## HelicopterSciML.jl

Helicopter Scientific Machine Learning (SciML) Challenge Problem
Author SciML
Popularity
32 Stars
Updated Last
2 Years Ago
Started In
July 2020

# Helicopter Scientific Machine Learning (SciML) Challenge Problem This is a repository for the helicopter SciML challenge problem. The problem is centered on automatically discovering physically-realistic augmentations to a model of a laboratory helicopter to better predict the movement. This problem is hard because it is realistic:

• We do not have data from every single detail about the helicopter. We know the electrical signals that are being sent to the rotories and we know the measurements of yaw and pitch angles, but there are many hidden variables that are not able to be measured.
• While it is governed by physical first principles, these first principles do not describe the whole system.
• Since our goal is to understand the helicopter system, simply training a neural network or performing reinforcement learning does not solve the problem: we wish to understand the actual physics instead of simply making predictions.

This challenge is an open-ended problem to find realistic equations. The goal of this challenge is to utilize automated tools to discover a physically-explainable model that accurately predicts the dynamics of the system.

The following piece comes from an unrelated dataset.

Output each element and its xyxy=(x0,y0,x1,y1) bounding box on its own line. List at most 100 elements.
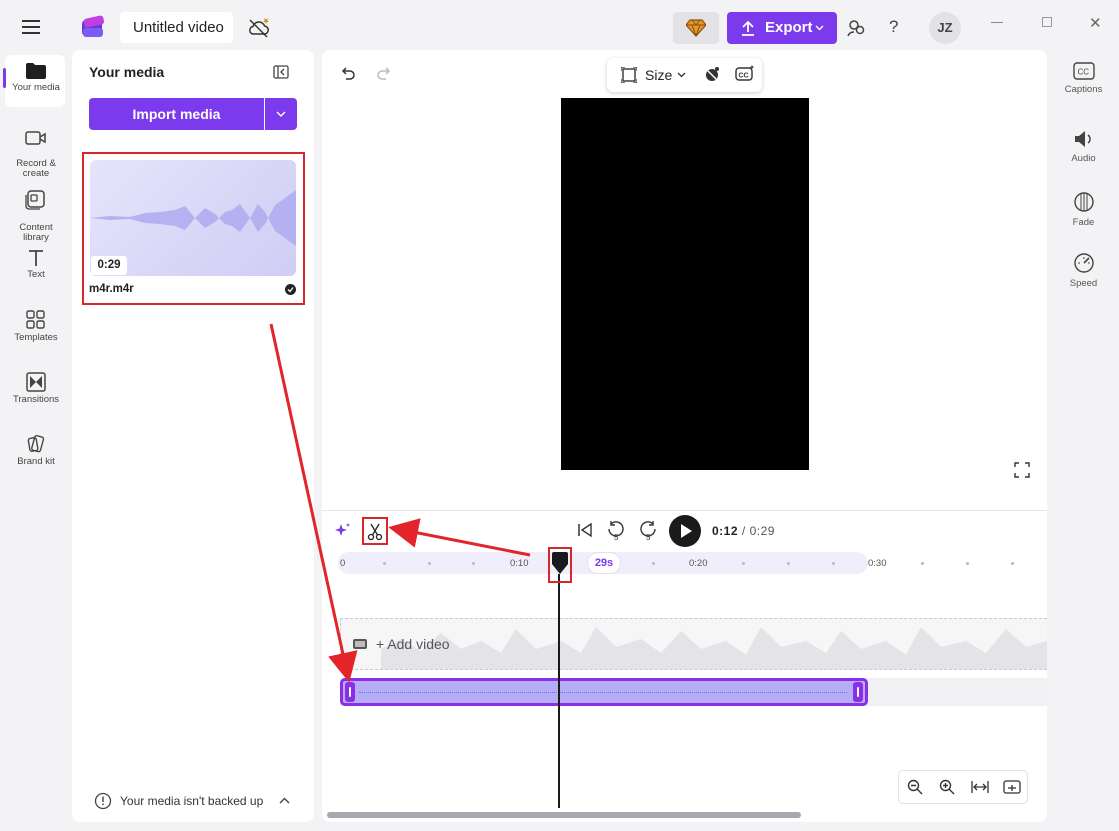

## Introduction to the Model, Data, and Challenge

A first principles model for the helicopter systems is derived in the challenge problem write-up. On this system the electrical inputs to the rotories (u(t)) are known and are used to turn up and down the propellers. These then effect the state variables of the system (x(t)), of which the pitch and yaw angles are measured.

The challenge is to predict the future state of the yaw and pitch angles given the current known states and inputs. The challenge is open ended, as in, the best predictor is not necessarily the most useful predictor so a simple number is cannot be used to judge how good a solution is. A neural network can remember and predict the data exactly, but that's not interesting! What we are looking for is new physical equations, augmentations and changes to the original model, that make better predictions and explain the effects (and their importance) which are left out of the original derivation. These augmentations should be physically justifiable (though subjective, rigorous first principles physics should be used to justify the possible explanation for any predictive terms) and should be automatically generated using some programmatic approach. The goal is to figure out how to have computers automatically improve physical equations in a way that can lead to greater understanding of systems from data.

## Initial Results

The first principle physics model makes fairly good predictions for the evolution of the pitch angle but does is not a great predictor of the yaw angle:  Initial attempts at automated discovery at the missing physical equations utilized universal differential equations to discover missing friction terms in ths torque: The model with this automatically discovered terms has an improved fit to the yaw angle: Still, it is clear that there are many aspects of the model that can be improved, such as adding deadband effects. A more detailed introduction to the current results can be found in the challenge problem write-up.

## Video Introduction to the Dataset

For an introduction to the dataset, how it was collected, the associated challenges, please see the following video: ## Goals of the Challenge

The challenge is multi-faceted and there is no single number to determine whether one has done well. However, the features of a solution which are beneficial are:

• Predictive: Indicators of fit are given by the predicted pitch and yaw angles.
• Conservative: the new model is closely based in kind or structure to the original mechanistic model. If a very small changes causes a very large benefit, this is seen as advantageous to a change that throws out the mechanism entirely but receives good predictions.
• Physical: the new model should be able to mechanistically justify the terms that are added. Unphysical terms are deemed not desirable even if they add to the predictiveness of the model.
• Extrapolatory: Models trained on a subset of the time that can extrapolate to future times are deemed advantageous to models that utilize the full data.
• Validatable: Models that generate hypotheses that can be independently validated are deemed advantageous to models that are a blackbox and can only be validated by the exact time series data that is used for training/testing.

## Detailed Description of the Challenge Problem

A detailed description of the challenge problem can be found in the challenge problem write-up which explains the derivation of the helicpter model, the data source, the current fits, and the current experiments in automated physical augmentation discovery.

## Starter Code

The scripts, stored in `/scripts`, are as follows:

• Helicopter.jl: the initial global optimization performed using the basic physical equations.
• neural_attempts.jl: the attempted neural augmentation strategies. In `_u` the approach is making K nonlinear in u(t), and `_ux` allows for the addition of new state-dependent terms. Additionally, fourier_attempt showcases using the Fourier basis for learning a similar universal approximator.
• equation_discovery.jl: the sparsification of the discovered neural neural network. Results in the determination of new physical equations and a plot of the accuracy. `_u` is for a version that only is trained to add terms based on u(t), while `_ux` allows state-dependent terms to be discovered.

The other folders are:

• data: the original data
• figs: the figures generated by the scripts
• optimization_results: the values generated by the scripts, like trained neural network parameters and discovered equations
• papers: the work in progress draft

At the top level there is a Project.toml and Manifest.toml for reproducibility.